Heat lost through windows can amount to up to 25 percent of a winter heating bill, according to Michigan State University Extension. Improving the insulation quality, measured as R-value, decreases utility costs and reduces the carbon footprint and emissions of the home. The R-value of the glass is part of the overall energy efficiency rating of the window.
A single pane of glass has an R-value of about 1. Homeowners often double this by adding a single-pane storm window. These insulation ratings compare to blown-in cellulose insulation with an R-value of 3.6 per inch of insulation. In roofs and ceilings, as much as 10 inches of insulation may be blown in to provide an R-value of nearly 40.
The R-value of double-pane windows varies depending on the thickness of the glass and if a low emissivity or Low-E glazing is used. A simple double-pane window with 1/4-inch spacing is less energy efficient than a single-pane window and storm at an R-value of 1.69. Increasing the air space between the panes to 3/4 inch increases the R-value to 2.38. Adding Low-E glazing bumps the R-value to 3.13.

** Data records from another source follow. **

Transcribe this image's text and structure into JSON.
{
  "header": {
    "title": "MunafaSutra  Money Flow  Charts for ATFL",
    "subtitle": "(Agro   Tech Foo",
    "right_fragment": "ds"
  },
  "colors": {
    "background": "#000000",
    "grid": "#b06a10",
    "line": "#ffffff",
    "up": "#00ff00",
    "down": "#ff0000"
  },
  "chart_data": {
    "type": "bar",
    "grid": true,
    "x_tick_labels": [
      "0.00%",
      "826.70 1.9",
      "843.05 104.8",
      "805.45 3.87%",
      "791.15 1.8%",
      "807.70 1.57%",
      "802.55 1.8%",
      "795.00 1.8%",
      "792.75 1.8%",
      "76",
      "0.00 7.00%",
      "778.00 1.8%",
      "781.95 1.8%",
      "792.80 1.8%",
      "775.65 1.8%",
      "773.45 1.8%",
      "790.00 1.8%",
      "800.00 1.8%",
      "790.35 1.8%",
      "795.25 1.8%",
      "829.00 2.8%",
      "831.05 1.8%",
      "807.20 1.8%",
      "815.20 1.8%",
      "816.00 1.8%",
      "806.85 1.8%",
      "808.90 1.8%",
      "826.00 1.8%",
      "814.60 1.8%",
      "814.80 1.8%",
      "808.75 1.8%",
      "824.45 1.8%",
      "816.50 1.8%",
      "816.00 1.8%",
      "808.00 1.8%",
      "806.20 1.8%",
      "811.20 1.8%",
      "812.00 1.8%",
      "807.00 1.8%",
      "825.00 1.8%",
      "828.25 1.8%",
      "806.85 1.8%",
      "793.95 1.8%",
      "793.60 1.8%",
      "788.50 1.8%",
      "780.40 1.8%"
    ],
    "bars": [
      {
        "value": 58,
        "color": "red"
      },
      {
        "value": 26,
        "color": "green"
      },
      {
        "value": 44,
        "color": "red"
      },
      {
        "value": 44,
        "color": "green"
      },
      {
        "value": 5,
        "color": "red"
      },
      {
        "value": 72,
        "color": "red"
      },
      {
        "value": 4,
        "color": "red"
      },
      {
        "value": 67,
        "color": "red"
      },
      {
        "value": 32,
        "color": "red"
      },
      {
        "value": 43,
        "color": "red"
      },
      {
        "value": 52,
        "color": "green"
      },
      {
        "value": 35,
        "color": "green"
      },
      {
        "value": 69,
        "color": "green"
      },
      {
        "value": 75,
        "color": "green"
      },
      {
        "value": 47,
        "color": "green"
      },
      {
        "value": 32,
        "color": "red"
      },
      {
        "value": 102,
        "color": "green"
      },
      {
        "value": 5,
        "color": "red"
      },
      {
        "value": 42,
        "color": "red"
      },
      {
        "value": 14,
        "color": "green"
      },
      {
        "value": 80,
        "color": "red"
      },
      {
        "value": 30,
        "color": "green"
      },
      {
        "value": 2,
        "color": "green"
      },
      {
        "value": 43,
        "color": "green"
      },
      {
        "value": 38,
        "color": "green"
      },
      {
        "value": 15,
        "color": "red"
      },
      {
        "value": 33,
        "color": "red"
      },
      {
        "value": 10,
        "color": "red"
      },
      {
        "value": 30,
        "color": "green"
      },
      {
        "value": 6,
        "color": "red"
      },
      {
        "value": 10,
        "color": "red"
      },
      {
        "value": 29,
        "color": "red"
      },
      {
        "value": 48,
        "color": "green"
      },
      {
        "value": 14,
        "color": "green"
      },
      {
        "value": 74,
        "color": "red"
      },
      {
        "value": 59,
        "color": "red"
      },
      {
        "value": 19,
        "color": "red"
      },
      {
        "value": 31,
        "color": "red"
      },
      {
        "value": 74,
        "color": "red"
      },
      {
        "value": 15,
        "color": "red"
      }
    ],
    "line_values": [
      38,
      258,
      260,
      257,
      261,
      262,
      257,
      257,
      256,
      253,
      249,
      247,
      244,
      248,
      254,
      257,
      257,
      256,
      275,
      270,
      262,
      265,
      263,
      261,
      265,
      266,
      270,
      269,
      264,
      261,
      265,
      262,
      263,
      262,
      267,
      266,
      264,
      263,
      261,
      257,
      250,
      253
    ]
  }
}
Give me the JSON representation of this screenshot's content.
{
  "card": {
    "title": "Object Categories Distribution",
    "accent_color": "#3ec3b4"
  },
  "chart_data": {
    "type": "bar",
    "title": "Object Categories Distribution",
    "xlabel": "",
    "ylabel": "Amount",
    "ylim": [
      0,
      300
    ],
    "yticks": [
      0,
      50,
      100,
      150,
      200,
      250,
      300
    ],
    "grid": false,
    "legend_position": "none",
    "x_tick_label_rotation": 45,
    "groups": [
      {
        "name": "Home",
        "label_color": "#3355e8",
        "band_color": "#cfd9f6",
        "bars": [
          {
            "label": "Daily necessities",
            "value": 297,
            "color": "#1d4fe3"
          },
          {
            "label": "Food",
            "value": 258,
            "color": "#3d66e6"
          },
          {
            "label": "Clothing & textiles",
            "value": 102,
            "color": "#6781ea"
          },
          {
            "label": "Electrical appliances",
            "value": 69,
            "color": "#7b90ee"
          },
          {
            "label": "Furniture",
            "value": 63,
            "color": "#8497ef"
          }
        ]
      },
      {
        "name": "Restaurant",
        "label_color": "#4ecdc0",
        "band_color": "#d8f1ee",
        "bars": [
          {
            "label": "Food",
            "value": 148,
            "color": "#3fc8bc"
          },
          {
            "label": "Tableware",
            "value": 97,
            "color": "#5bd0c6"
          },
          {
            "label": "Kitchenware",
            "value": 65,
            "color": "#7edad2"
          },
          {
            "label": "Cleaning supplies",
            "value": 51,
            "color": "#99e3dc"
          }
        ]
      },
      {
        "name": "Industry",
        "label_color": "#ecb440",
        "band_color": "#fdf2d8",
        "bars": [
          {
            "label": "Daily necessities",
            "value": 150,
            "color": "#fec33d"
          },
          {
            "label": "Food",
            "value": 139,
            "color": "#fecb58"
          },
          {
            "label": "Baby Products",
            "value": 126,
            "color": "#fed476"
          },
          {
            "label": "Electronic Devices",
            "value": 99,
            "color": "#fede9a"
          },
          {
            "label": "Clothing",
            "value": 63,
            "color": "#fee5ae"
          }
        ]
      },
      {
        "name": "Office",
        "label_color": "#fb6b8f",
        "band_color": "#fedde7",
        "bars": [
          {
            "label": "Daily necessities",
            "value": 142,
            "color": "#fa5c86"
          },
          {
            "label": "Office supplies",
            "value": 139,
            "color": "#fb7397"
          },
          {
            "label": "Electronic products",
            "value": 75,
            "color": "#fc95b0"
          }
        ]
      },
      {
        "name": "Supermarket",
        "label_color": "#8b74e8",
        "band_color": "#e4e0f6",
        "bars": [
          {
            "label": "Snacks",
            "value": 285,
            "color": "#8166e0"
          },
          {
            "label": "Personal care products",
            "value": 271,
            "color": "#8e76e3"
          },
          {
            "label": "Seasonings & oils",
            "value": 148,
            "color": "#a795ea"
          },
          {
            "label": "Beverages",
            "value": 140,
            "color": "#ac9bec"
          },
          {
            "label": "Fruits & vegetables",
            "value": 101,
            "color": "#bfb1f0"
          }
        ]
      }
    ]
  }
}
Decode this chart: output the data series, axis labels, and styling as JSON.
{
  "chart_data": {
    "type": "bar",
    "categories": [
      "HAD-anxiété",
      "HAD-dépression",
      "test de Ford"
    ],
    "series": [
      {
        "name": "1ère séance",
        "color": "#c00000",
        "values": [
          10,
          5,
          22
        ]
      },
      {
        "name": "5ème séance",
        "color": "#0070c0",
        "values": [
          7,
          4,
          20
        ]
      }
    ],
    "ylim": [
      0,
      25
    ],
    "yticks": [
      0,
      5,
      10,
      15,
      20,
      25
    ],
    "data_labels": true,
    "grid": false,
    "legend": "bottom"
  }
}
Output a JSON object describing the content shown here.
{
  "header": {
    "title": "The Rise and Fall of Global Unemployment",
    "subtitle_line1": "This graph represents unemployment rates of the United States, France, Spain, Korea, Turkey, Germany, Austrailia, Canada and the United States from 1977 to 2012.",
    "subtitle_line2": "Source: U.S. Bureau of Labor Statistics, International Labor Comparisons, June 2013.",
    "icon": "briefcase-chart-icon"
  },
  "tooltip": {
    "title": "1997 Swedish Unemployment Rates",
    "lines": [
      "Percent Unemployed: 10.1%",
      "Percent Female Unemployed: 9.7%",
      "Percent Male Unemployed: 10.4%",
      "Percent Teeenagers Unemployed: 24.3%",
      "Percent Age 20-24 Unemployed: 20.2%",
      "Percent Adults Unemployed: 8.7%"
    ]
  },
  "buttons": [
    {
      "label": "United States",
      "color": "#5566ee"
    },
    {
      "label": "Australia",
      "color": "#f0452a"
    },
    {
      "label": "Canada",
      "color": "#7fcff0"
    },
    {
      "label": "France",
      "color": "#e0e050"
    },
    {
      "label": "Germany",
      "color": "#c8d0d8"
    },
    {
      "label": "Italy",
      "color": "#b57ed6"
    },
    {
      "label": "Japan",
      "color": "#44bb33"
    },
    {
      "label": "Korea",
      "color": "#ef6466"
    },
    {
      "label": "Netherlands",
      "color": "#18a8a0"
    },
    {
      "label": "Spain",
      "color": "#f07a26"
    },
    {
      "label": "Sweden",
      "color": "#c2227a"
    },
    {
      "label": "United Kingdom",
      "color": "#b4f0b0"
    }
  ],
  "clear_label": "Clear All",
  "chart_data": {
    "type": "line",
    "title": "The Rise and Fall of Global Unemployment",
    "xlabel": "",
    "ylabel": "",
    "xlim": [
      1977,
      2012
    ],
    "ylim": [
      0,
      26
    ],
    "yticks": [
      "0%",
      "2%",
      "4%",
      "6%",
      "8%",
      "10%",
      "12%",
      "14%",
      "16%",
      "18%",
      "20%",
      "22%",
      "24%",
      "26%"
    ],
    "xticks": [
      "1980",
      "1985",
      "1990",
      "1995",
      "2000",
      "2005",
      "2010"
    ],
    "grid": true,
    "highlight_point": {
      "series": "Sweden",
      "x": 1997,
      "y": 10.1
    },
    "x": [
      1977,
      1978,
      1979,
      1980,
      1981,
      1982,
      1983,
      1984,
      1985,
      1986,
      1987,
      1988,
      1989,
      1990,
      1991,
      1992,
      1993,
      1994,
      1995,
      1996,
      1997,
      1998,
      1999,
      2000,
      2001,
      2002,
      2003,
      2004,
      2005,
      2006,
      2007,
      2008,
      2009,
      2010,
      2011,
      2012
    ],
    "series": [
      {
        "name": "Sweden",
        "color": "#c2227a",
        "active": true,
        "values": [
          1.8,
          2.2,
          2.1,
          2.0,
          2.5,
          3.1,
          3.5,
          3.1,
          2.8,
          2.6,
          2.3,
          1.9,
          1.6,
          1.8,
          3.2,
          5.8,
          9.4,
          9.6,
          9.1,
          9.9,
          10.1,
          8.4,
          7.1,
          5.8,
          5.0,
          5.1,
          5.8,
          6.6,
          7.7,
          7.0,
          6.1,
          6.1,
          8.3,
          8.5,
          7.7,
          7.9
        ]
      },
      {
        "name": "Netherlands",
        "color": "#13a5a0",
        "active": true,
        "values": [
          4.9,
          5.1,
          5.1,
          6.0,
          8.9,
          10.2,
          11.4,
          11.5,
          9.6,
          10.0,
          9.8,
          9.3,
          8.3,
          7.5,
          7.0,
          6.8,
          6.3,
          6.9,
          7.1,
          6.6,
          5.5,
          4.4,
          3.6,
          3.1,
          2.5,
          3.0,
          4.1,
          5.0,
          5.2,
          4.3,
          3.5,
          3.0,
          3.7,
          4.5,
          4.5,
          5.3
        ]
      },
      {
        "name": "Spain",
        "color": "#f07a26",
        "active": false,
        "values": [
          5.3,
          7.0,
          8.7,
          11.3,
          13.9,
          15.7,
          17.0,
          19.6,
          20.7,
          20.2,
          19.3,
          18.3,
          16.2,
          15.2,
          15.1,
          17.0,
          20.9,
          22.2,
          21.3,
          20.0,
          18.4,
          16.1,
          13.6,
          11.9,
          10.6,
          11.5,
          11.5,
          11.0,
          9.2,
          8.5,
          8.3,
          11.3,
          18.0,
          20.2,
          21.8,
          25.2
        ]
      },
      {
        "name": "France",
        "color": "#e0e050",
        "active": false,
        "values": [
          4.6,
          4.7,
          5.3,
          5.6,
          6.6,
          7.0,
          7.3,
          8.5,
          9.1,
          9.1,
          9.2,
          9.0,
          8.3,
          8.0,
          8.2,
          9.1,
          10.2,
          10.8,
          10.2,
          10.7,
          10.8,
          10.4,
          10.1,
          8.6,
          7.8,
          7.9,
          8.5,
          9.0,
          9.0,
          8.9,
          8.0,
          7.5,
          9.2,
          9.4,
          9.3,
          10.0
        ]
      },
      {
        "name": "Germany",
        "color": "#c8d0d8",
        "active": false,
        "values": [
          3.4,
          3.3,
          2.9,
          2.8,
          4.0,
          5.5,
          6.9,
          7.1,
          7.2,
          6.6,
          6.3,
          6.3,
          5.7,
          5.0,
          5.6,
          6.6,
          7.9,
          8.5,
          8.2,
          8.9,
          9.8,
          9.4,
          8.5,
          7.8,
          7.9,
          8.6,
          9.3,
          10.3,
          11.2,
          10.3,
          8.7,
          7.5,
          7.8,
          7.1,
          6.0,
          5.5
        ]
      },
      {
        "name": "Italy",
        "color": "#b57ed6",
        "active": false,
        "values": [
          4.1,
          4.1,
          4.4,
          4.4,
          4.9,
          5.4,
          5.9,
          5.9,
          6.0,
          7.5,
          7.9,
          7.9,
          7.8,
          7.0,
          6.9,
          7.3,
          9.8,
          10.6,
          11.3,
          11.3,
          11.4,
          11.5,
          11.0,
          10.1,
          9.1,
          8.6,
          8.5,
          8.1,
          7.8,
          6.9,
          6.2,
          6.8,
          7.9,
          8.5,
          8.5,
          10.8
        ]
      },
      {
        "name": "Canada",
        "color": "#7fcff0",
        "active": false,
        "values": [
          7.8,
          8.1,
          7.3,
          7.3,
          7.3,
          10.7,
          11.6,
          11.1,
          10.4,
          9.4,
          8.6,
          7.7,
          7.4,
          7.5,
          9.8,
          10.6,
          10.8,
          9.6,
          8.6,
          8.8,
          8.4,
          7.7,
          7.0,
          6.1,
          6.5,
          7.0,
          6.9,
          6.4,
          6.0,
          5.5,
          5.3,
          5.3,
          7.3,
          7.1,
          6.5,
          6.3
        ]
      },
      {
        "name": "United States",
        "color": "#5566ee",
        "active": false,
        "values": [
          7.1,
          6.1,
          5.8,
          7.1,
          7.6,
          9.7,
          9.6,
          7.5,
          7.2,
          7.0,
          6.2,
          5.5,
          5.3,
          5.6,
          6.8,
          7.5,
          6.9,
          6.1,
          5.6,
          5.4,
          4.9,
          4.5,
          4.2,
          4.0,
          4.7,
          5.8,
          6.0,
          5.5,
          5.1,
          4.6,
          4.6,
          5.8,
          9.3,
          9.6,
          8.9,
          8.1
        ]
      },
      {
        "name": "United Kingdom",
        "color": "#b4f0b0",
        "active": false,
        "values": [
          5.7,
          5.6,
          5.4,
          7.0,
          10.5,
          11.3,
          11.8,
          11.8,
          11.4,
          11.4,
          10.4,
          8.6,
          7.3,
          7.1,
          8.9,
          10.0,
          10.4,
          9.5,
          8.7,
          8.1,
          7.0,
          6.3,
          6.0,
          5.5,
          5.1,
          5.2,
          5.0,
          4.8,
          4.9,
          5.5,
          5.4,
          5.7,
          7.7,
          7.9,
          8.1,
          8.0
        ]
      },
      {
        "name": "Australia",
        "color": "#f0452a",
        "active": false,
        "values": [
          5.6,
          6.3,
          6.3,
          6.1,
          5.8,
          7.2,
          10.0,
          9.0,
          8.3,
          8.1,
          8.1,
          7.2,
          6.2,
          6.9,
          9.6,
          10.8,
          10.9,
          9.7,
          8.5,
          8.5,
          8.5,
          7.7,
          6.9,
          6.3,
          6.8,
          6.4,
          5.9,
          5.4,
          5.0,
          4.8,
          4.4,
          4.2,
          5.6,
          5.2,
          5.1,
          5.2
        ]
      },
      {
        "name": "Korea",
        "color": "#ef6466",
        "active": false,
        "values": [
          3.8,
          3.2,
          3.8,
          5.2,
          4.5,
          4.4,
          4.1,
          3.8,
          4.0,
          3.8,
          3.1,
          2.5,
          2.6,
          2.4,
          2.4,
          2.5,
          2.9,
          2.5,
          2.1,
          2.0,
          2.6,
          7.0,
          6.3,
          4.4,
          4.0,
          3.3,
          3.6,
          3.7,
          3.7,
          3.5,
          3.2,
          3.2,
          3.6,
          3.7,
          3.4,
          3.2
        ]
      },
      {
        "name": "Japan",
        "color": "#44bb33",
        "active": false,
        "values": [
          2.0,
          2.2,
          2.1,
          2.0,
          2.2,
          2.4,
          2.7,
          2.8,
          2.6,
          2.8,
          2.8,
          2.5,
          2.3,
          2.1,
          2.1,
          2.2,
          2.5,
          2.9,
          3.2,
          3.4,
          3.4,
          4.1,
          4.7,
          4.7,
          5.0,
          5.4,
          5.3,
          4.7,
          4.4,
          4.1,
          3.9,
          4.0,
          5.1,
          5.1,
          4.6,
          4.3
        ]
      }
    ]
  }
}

Adding a third pane of glass to the window assembly increases the basic R-value to 2.56 when 1/4 inch spacing is utilized. Doubling the air space to 1/2 inch increases the R-Value to 3.23.
Addition Window Insulation
Insulating films suspended between the glass of double and triple pane windows adds to the overall insulation, increasing the R-value by as much as 1 over the base insulation of the panes. The most energy efficient windows include both the suspended film and the Low-e glaze, and can reach an R-value above 4 in some circumstances. In addition, the fit of the window and the absence of gaps where cold exterior air can infiltrate into the home is important for energy efficiency.